Another product, Icynene MD-R-200, is a 2-pound medium-density foam insulation made with recycled content that offers a high R-value and is appropriate for use in commercial construction due to its enhanced tensile and compressive strength. All of the Icynene products also feature blowing agents with the lowest Global Warming Potential—a measure of greenhouse gas emission potential—and are free from polybrominated diphenyl ethers (PBDEs). “They are a very healthy and green alternative for spray foam insulation,” Crosato says.
According to Dinkle, open-cell spray foam insulation works extremely well for a range of residential home applications. One section of the home where this product can be very effective is the attic. “In the Southeast, the attic can get as hot as 120 degrees in the summer. The current thought with high-performance homes is to condition this space by applying spray foam insulation to the roof rafters,” Dinkle says. “This creates an insulated thermal envelope and greatly reduces the heat pressure in the home.”

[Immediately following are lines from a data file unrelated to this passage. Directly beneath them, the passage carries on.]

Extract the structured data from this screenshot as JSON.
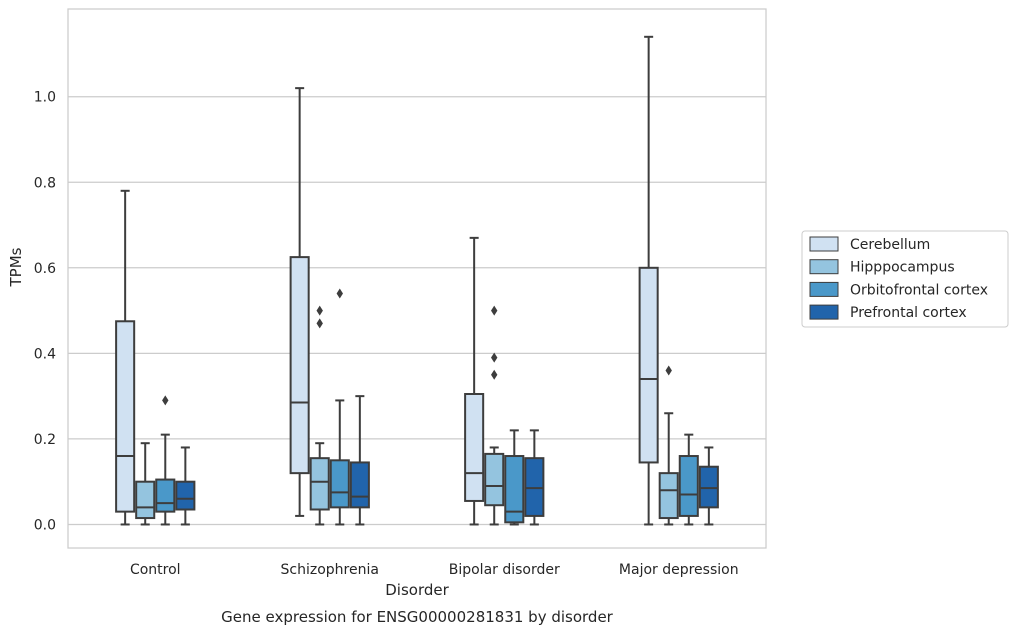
{
  "chart_data": {
    "type": "box",
    "title": "",
    "caption": "Gene expression for ENSG00000281831 by disorder",
    "xlabel": "Disorder",
    "ylabel": "TPMs",
    "ylim": [
      -0.055,
      1.205
    ],
    "yticks": [
      0.0,
      0.2,
      0.4,
      0.6,
      0.8,
      1.0
    ],
    "ytick_labels": [
      "0.0",
      "0.2",
      "0.4",
      "0.6",
      "0.8",
      "1.0"
    ],
    "grid": "horizontal",
    "legend_position": "right",
    "categories": [
      "Control",
      "Schizophrenia",
      "Bipolar disorder",
      "Major depression"
    ],
    "series": [
      {
        "name": "Cerebellum",
        "color": "#d0e1f2",
        "boxes": [
          {
            "whislo": 0.0,
            "q1": 0.03,
            "med": 0.16,
            "q3": 0.475,
            "whishi": 0.78,
            "fliers": []
          },
          {
            "whislo": 0.02,
            "q1": 0.12,
            "med": 0.285,
            "q3": 0.625,
            "whishi": 1.02,
            "fliers": []
          },
          {
            "whislo": 0.0,
            "q1": 0.055,
            "med": 0.12,
            "q3": 0.305,
            "whishi": 0.67,
            "fliers": []
          },
          {
            "whislo": 0.0,
            "q1": 0.145,
            "med": 0.34,
            "q3": 0.6,
            "whishi": 1.14,
            "fliers": []
          }
        ]
      },
      {
        "name": "Hipppocampus",
        "color": "#94c4df",
        "boxes": [
          {
            "whislo": 0.0,
            "q1": 0.015,
            "med": 0.04,
            "q3": 0.1,
            "whishi": 0.19,
            "fliers": []
          },
          {
            "whislo": 0.0,
            "q1": 0.035,
            "med": 0.1,
            "q3": 0.155,
            "whishi": 0.19,
            "fliers": [
              0.47,
              0.5
            ]
          },
          {
            "whislo": 0.0,
            "q1": 0.045,
            "med": 0.09,
            "q3": 0.165,
            "whishi": 0.18,
            "fliers": [
              0.35,
              0.39,
              0.5
            ]
          },
          {
            "whislo": 0.0,
            "q1": 0.015,
            "med": 0.08,
            "q3": 0.12,
            "whishi": 0.26,
            "fliers": [
              0.36
            ]
          }
        ]
      },
      {
        "name": "Orbitofrontal cortex",
        "color": "#4a98c9",
        "boxes": [
          {
            "whislo": 0.0,
            "q1": 0.03,
            "med": 0.05,
            "q3": 0.105,
            "whishi": 0.21,
            "fliers": [
              0.29
            ]
          },
          {
            "whislo": 0.0,
            "q1": 0.04,
            "med": 0.075,
            "q3": 0.15,
            "whishi": 0.29,
            "fliers": [
              0.54
            ]
          },
          {
            "whislo": 0.0,
            "q1": 0.005,
            "med": 0.03,
            "q3": 0.16,
            "whishi": 0.22,
            "fliers": []
          },
          {
            "whislo": 0.0,
            "q1": 0.02,
            "med": 0.07,
            "q3": 0.16,
            "whishi": 0.21,
            "fliers": []
          }
        ]
      },
      {
        "name": "Prefrontal cortex",
        "color": "#2164ab",
        "boxes": [
          {
            "whislo": 0.0,
            "q1": 0.035,
            "med": 0.06,
            "q3": 0.1,
            "whishi": 0.18,
            "fliers": []
          },
          {
            "whislo": 0.0,
            "q1": 0.04,
            "med": 0.065,
            "q3": 0.145,
            "whishi": 0.3,
            "fliers": []
          },
          {
            "whislo": 0.0,
            "q1": 0.02,
            "med": 0.085,
            "q3": 0.155,
            "whishi": 0.22,
            "fliers": []
          },
          {
            "whislo": 0.0,
            "q1": 0.04,
            "med": 0.085,
            "q3": 0.135,
            "whishi": 0.18,
            "fliers": []
          }
        ]
      }
    ]
  }
}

Yet another important area for open-cell spray foam insulation is the rim joists around the whole perimeter of the home. “Typically, rim joists are very difficult to insulate and can account for 20 to 30 percent of the air leakage in a home,” Dinkle says. “But also, rim joists are strong conductors of radiant heat and when they—or the attached decks—heat up from the outside, that heat can easily be transferred into the interior of the home. This can be seen through thermal imaging. Therefore, it is critical to use spray foam insulation at these locations in order to prevent air penetration and thermal bridging.”
In addition to open-cell applications, Dinkle says closed-cell spray foam insulation also has its appropriate uses. “Closed-cell insulation should be used in situations where it is desirable to fully eliminate air and vapor permeability,” says Dinkle. “This fits well for use in wine cellars or in the floors and ceilings of mixed-use projects. For example, if a residence is located above a street-level restaurant or café, it’s important to make sure that fumes and odors do not permeate through.”